S'il est trop tôt pour savoir s'il s'agit d'un épiphénomène ou d'une immigration durable, Juan Bernardo Guillén Garcia, 92 ans, le barbier espagnol de Tanger reconverti en éditorialiste à la Dépêche de Tanger y croit. « L'occasion, la grande occasion est ici au Maroc ! », lance-t-il à ses compatriotes dans un des ses récents billets. Et de rappeler le passé cosmopolite de « la ville des étrangers » avant l'indépendance du Maroc en 1956 : « La venue des Espagnols à Tanger est un juste retour des choses. »
Mehdi Lalhou, de l'Institut national de statistique et d'économie appliquée de Rabat, voit lui dans ce phénomène « un renforcement des relations réciproques entre Marocains et Européens ». Certains travailleurs espagnols ont tranché et fait du royaume de Mohamed VI leur nouvelle péninsule. A un détroit de chez eux, une langue et une histoire en commun et un quotidien bien moins onéreux le Maroc est devenu une alternative comme une autre. Là réside la nouveauté.
Le retour des MRE
« En Espagne le taux de chômage est de 26 %, mais pour la communauté marocaine il peut aller de 46 à 55 % », note Mehdi Lahlou. Résultat : ceux que l'on appelle les Marocains résidents espagnols (MRE) repartent dans leur pays d'origine. Selon l'INE, leur nombre a baissé de presque 2 % sur le territoire espagnol au 1er janvier 2012. Et du côté du consulat ou de la zone franche de Tanger, on confirme un retour de ces Marocains qui vivaient en Espagne.

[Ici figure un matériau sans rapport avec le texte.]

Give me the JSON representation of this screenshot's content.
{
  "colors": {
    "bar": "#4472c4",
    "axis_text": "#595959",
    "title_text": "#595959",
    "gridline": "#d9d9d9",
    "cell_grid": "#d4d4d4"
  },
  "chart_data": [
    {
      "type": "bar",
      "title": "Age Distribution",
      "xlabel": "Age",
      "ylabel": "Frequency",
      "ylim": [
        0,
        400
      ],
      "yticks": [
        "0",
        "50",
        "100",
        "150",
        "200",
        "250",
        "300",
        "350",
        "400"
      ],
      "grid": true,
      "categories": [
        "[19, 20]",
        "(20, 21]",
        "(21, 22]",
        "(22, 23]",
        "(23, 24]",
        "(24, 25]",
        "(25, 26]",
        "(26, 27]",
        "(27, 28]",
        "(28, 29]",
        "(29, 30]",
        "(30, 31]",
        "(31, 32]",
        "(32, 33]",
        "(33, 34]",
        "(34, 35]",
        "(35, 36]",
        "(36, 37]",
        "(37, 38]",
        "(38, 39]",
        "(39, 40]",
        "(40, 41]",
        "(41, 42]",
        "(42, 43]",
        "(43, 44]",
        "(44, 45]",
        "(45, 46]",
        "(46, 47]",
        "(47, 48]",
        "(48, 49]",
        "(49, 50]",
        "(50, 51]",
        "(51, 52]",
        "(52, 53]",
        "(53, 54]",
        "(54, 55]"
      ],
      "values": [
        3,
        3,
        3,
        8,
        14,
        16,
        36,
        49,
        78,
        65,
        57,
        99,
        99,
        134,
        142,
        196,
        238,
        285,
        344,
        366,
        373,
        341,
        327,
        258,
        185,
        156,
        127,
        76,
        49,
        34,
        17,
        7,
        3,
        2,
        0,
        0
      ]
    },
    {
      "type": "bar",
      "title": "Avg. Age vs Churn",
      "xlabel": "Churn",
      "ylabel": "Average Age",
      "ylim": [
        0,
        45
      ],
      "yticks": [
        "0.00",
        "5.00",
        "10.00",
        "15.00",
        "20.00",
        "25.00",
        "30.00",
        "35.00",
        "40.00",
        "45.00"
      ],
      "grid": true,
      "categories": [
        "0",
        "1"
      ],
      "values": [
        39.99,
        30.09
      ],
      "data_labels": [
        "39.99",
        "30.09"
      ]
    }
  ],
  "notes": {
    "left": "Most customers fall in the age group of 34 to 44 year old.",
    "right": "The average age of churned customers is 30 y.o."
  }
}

Amina Chtaibi-Zahoud, 42 ans, a vécu 25 ans en Espagne. En 2006, elle est licenciée de son poste de cadre dans une grosse agence de publicité - Distel, à Barcelone. Six ans de chômage, un divorce et ses enfants sous le bras, la revoilà sur la terre de son enfance, Tanger. Elle vit dans l'appartement qui lui servait jusque-là de résidence de vacances et sa connaissance de l'espagnol lui a permis de décrocher un poste de commerciale au sein de l'entreprise espagnole Godos Led.
Un retour pas si simple. « En Espagne j'étais la Marocaine, et ici, je n'en suis plus une. Je suis condamnée à être une immigrée toute ma vie ». Question salaire, Amina, 42 ans, qui touchait plus de 3 000 euros par mois comme directrice publicitaire touche désormais à 5 000 dhms (500 euros).